There is no plausible path for anyone else at the convention if Biden doesn’t drop out. But that’s not because the base doesn’t want it, necessarily; it’s because the vast majority of the delegates are pledged to Biden after his performance in the primaries.

“The voters — and the voters alone — decide the nominee of the Democratic Party. How can we stand for democracy in our nation if we ignore it in our own party? I cannot do that. I will not do that.” (Monday letter to fellow Democrats)
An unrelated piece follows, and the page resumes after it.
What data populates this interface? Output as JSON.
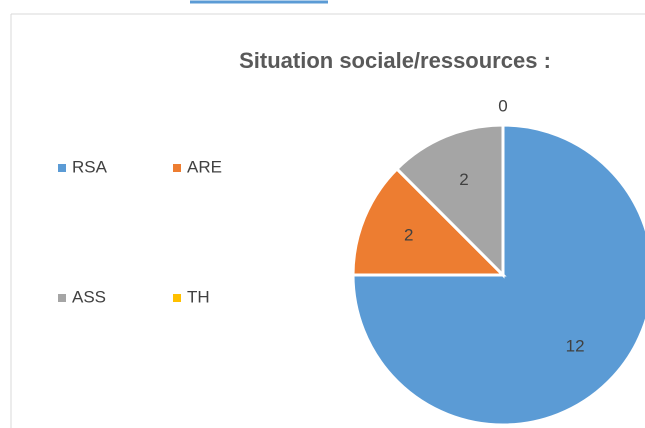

It’s valid to point out that Biden was the overwhelming choice of Democratic primary voters. Big-name Democrats could have challenged him. They didn’t, for a variety of reasons, and he won big.

Having delegates pick the new nominee or coronating Harris is clearly less of a democratic process.

But the idea that urging him to drop out is ignoring democracy is a bit of a stretch. His allies aren’t talking about delegates overturning the results; they are talking about persuading Biden to willingly drop out in light of new evidence raising concerns about his ability to campaign. And voters who were reluctant to vote for him in the primaries didn’t have a real, viable alternative.